Masyarakat Romawi merupakan salah-satu contoh kebudayaan yang dianggap menjunjung tinggi keadilan. Lambang mereka berupa simbol Sang Dewi Keadilan. lambang ini merupakan simbolik bahwa keadilan merupakan hak setiap manusia. Keadilan dilambangkan dengan simbol neraca memilki arti yang mendasar yakni gagasan kesetaraan. Lalu, bagaimana Ibnu Khaldun melihat konsep keadilan sosial ini?
Sebelum berbicara lebih lanjut tentang konsep ini, terlebih dahulu kita akan bicara tentang konsep keadilan. Konsep ini merupakan dimensi utama dalam kehidupan masyarakat. Keadilan adalah suatu yang abstrak dan idealis, diungkapkan dengan istilah-istilah yang unggul dan sempurna. Konsep abstrak itulah yang menjadikan keadilan tidak dapat didefinisikan secara umum, namun hakikat keadilan dapat dirasakan jika keadilan itu mampu diwujudkan. Konsep abstrak keadilan mengalir, bebas, tetap dan mutlak.

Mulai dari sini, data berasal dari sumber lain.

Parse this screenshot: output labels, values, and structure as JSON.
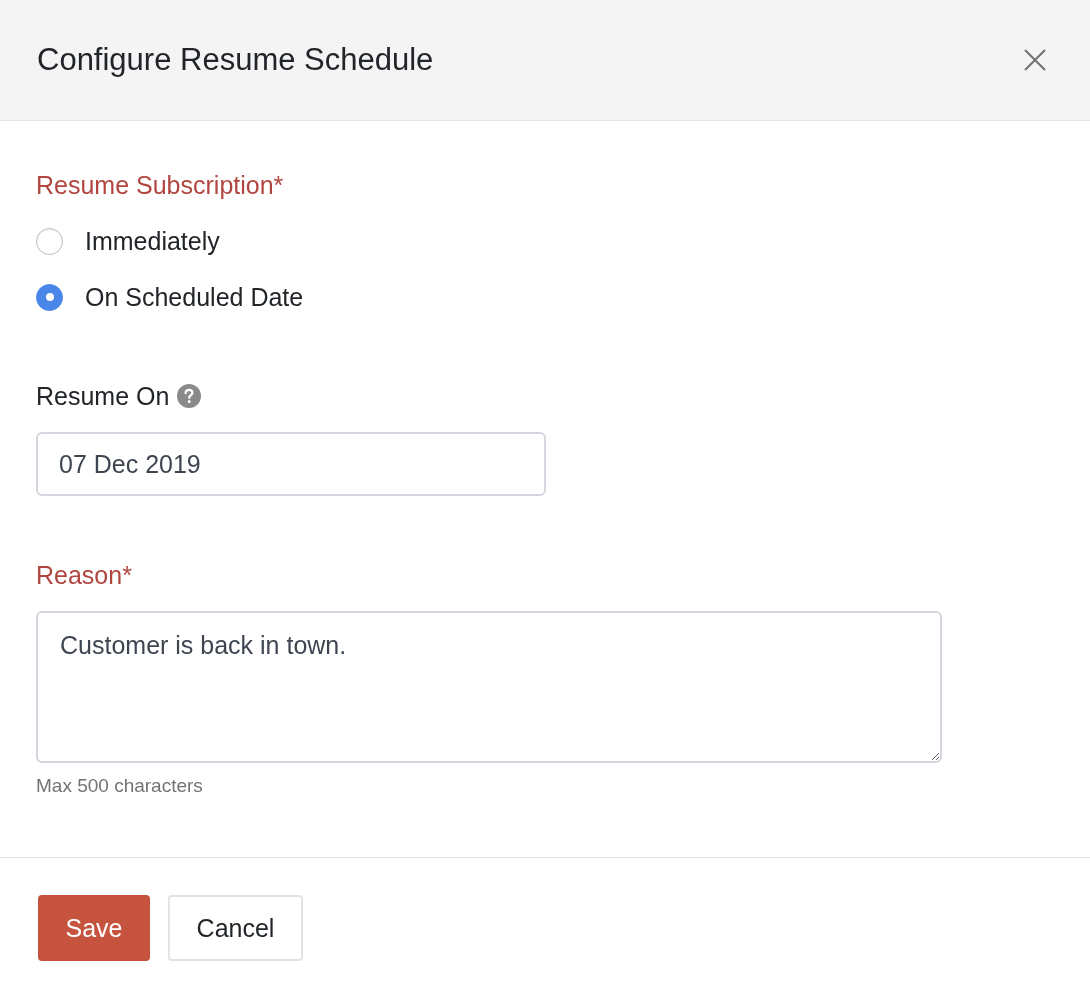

Umumnya keadilan didefinisikan sebagai “perlakuan yang sama tanpa melalui kompleksitas pribadi-pribadi yang bersangkutan”. Secara ideal keadilan memperhatikan perbedaan-perbedaan kebutuhan setiap individu, kesamaan, dan kesetaraan bukan pada terletak pada pembagian secara sama rata.
Berbicara mengenai keadilan sosial pasti akan berhubungan dengan peran sebuah negara. karena keadilan itu sendiri merupakan tujuan utama dari sebuah negara. Negara dengan model dan caranya sendiri memiliki kekuatan yang cukup dasyat dalam mengatur masyarakatnya. Negara disini sebagai perkumpulan dari masyarakat yang secara naluriah memiliki fitrah sosial. fitrah sosial yang dimaksud di sini, manusia tidak mampu memenuhi kebutuhannya sendiri, oleh karena itu manusia harus memerlukan bantuan orang lain untuk memenuhi kebutuhanya tersebut.
Para ahli mengenai negara sepakat bahwa suatu negara memiliki kewenangan mengatur dan mengendalikan persoalan-persoalan bersama atas nama masyarakat. Semua itu tertuang dalam tugas-tugas negara dalam hal ini melaksanakan penertiban, memajukan kesejahteraan dan kemakmuran rakyat, dan mewujudkan keadilan sosial.
Dalam sebuah negara tentu memiliki keterhubungan dengan ideologi-ideologi, kondisi sosial, bahkan menyangkut permasalahan agama. Hubungan semacam ini tidak bisa dinafikan karena sebuah negara terdiri dari unsur-unsur tersebut di dalamnya. Dan hal semacam ini mengeluarkan sejumlah permasalahan-permasalahan yang berbeda-beda di dalam suatu negara. Misalnya, ketika kita tarik di dalam negara Indonesia, sudah jelas tertuang dalam falsafah Pancasila, yakni sila kelima, keadilan sosial untuk rakyat Indonesia. Secara logis ketika banyak penyelewengan-penyelewangan yang terjadi justru melanggar esensi dan fungsi dari sebuah negara.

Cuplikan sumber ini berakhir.